Microbial engineering combines microbiology, molecular biology, immunology and chemical engineering. A microbial engineer works in the biological, chemical and engineering aspects of biotechnology, manipulating microbes and developing new uses for bacteria and yeast. A microbial engineer can work in the production of biofuels and other products that are made from renewable resources. The fields of biotechnology, chemical engineering, pharmaceuticals, diagnostics and medical device development also employ microbial engineers.

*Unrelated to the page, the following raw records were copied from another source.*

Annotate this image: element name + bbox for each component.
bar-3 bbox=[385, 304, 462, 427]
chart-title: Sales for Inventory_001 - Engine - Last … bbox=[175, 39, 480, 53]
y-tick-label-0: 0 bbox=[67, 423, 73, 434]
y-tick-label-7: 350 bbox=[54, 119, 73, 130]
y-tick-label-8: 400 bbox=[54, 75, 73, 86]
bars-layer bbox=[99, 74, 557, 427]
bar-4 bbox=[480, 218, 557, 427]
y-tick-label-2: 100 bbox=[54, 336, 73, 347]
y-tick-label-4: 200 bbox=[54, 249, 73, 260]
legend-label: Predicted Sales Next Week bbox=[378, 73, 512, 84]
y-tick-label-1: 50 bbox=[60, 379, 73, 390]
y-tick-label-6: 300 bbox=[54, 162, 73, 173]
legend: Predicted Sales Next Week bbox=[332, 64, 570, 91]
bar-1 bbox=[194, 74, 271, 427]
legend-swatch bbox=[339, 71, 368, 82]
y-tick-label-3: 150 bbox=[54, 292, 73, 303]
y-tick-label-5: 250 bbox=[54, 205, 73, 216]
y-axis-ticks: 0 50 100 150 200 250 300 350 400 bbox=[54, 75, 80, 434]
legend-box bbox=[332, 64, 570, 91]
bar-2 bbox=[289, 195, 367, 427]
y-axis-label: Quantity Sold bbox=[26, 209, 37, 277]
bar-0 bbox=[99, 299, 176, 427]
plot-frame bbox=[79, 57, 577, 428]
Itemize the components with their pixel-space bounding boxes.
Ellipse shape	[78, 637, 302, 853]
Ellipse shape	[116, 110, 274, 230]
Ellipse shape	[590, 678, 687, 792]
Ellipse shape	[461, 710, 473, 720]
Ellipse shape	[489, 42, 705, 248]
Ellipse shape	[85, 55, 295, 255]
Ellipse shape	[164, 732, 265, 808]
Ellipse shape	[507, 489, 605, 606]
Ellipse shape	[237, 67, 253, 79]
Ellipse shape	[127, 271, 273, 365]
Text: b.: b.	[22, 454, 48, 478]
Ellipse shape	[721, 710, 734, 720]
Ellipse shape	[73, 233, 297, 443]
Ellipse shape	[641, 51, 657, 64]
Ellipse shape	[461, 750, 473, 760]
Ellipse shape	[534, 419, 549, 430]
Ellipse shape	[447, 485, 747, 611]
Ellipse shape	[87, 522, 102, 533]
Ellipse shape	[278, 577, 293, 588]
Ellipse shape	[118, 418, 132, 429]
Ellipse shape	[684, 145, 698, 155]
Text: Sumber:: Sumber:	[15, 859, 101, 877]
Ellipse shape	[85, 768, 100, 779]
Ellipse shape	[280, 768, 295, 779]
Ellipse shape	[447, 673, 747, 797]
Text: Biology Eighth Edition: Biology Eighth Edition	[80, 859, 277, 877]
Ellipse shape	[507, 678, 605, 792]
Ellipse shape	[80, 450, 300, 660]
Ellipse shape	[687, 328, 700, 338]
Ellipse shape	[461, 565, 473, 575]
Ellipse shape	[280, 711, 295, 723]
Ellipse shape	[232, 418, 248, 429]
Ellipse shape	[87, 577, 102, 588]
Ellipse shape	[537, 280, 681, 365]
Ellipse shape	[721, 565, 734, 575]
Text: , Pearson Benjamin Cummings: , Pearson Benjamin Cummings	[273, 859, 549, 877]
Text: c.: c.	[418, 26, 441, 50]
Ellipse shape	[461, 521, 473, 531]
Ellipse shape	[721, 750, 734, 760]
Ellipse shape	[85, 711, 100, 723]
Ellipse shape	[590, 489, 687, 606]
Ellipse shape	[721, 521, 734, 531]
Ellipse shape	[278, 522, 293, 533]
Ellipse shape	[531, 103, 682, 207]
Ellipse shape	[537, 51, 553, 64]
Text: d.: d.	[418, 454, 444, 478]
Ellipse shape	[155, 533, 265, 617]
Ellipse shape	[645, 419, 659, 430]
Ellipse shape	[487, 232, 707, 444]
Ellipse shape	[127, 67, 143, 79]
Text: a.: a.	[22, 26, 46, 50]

Important Facts About Microbial Engineering

Median Salary (2018) $88,550 (Biomedical engineers)
Job Outlook (2016-2026) 7% (Biomedical engineers)
Required Education Bachelor's degree
Similar Occupations Food scientists and technologists, validation engineers, materials engineers

Source: U.S. Bureau of Labor Statistics


Biotechnology is a technology that is based on biology and is applicable to the fields of agriculture, food science and medicine. A microbial engineer can work in the research and manufacture of biofuels, for example.

Chemical Engineering

Chemical engineering uses applied chemistry to promote the development of the design and construction of machines and plants that will perform chemical reactions. The object is to solve problems or make a useful product. A microbial engineer may also work with chemical engineers to develop alternative energy sources using bacteria in technologies like microbial fuel cells.


In the pharmaceutical industry, a microbial engineer works to develop serums and drugs to fight diseases such as malaria. Recombinant pharmaceuticals currently use yeasts and bacteria strains to produce insulin and human growth hormone. Ongoing microbial engineering research seeks to develop other drugs with microbes.


In the diagnostics branch of microbial engineering, a microbial engineer works with species-level identification of bacteria that could be harmful to humans or the environment. A microbial engineer might work within a manufacturing environment to identify bacteria or other agents that are harmful to workers.

Medical Device Industry

Within the medical device industry, a microbial engineer works toward ensuring that medical devices are not contaminated. They also work on containment strategies for airborne bacteria and viruses.